Still, avoidance of the topic is not an option. People ARE having these discussions, including in offices and on shop floor and creating a safe space for workers to do so starts at the top of the organization. Having an existing standard communication policy in place not only provides the foundation but makes this job much easier.
When we say "How to Talk to Employees About Race” what we really mean is how to address the elephant in the room these days which is the social unrest rooted in years of racial inequality, aka "systemic racism”. In this webinar we lay down some fundamental information and perceptions in the current environment as a basis for discussion on dealing with, rather than avoiding, difficult conversations centered around race and racial inequality. What we won’t do is try to solve the problem of eradicating systemic racism, but neither are we exploring this topic to set up "feel good" conversations with no real substance.

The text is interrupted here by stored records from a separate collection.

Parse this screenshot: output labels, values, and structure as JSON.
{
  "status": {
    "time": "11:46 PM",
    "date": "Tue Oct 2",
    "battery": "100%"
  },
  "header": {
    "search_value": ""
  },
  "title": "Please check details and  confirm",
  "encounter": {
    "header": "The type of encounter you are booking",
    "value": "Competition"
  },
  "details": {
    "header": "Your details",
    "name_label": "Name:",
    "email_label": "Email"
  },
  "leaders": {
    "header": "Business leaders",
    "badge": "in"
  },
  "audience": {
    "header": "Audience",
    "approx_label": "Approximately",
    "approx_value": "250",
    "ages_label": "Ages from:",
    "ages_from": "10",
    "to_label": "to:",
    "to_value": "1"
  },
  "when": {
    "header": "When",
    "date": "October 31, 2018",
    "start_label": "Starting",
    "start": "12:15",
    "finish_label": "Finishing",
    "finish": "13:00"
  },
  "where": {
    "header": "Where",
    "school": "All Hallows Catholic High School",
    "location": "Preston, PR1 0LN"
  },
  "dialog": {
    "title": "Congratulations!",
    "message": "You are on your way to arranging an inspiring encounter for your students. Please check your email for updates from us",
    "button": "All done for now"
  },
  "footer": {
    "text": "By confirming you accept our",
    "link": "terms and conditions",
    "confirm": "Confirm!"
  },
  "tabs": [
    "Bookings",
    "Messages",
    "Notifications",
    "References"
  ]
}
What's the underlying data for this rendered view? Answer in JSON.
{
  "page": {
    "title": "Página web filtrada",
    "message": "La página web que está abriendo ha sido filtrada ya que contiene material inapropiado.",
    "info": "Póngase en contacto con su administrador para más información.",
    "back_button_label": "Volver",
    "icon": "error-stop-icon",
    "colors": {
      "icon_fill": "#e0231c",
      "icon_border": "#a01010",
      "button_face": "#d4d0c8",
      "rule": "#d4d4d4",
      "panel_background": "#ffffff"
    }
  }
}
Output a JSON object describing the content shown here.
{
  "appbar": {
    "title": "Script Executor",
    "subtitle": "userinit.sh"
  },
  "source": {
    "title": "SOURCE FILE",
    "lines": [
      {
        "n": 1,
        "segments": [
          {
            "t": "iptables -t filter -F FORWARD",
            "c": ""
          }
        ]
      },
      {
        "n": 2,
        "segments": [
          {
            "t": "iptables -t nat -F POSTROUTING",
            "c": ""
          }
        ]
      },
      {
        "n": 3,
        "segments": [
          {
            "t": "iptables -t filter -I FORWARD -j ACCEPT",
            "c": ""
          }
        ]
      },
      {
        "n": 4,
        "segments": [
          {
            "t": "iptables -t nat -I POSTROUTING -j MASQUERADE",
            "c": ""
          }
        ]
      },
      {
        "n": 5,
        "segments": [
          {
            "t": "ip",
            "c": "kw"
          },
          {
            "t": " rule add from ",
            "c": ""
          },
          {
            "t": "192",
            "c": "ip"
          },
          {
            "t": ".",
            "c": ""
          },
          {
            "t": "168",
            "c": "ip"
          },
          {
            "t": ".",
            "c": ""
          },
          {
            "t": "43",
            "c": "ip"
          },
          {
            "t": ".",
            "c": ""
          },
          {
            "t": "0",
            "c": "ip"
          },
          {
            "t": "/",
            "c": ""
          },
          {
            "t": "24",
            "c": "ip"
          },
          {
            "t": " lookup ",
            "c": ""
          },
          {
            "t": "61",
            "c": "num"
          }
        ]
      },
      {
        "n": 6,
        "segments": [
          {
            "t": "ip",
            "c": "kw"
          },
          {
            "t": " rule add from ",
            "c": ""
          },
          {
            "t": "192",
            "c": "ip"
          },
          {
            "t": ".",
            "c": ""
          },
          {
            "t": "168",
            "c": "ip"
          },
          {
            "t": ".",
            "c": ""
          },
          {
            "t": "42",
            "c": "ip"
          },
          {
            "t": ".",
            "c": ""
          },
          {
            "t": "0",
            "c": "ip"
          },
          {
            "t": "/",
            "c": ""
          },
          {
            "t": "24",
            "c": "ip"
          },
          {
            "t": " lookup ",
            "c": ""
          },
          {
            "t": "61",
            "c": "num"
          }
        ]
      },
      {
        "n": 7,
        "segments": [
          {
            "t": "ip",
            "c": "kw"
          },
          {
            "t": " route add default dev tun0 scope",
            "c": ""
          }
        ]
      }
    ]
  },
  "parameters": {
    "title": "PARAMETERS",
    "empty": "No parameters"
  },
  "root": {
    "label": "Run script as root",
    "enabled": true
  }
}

"To eradicate systemic racism, it is important for managers to empower employees and provide them with resources for having productive conversations about race," writes Wharton management professor Stephanie Creary.
Instead, we'll delve into some of the ways bias and disparate impact continue to exist in our society and, in turn, the places we go to work. Citing research and the experience of companies already engaged in this dialogue, we'll discuss how some companies have already initiated the conversation with their employees. You'll leave the session feeling better equipped to address feelings of anger, despair, or frustration that may be percolating among your employees.
The further benefit here is the potential link between inclusion and success. When workers feel they belong and that their work has purpose, they perform at incredible levels. It all begins with an open, honest, and civil exchange.
The Society for Human Resource Management’s (SHRM’s) recent report, The Journey to Equity and Inclusion, found a need for more workplace awareness about racial inequality. As a business owner, senior leader or manager, you’re no longer able to sit on the sidelines hoping the current focus on social justice will pass.
Conversations about race, religion, and politics, once considered off limits for the workplace, are now especially prevalent due to widespread use of social media. While talking about race makes many people uncomfortable, now is not the time for a neutral leadership style, but for empathetic support guided by core values.
Companies are challenged to take the core values down from the plaque on the wall and live by them. The solution is to have a plan for company leaders and managers to de-escalate conflict and establish common ground by offering healthy opportunities for respectful workplace dialogue.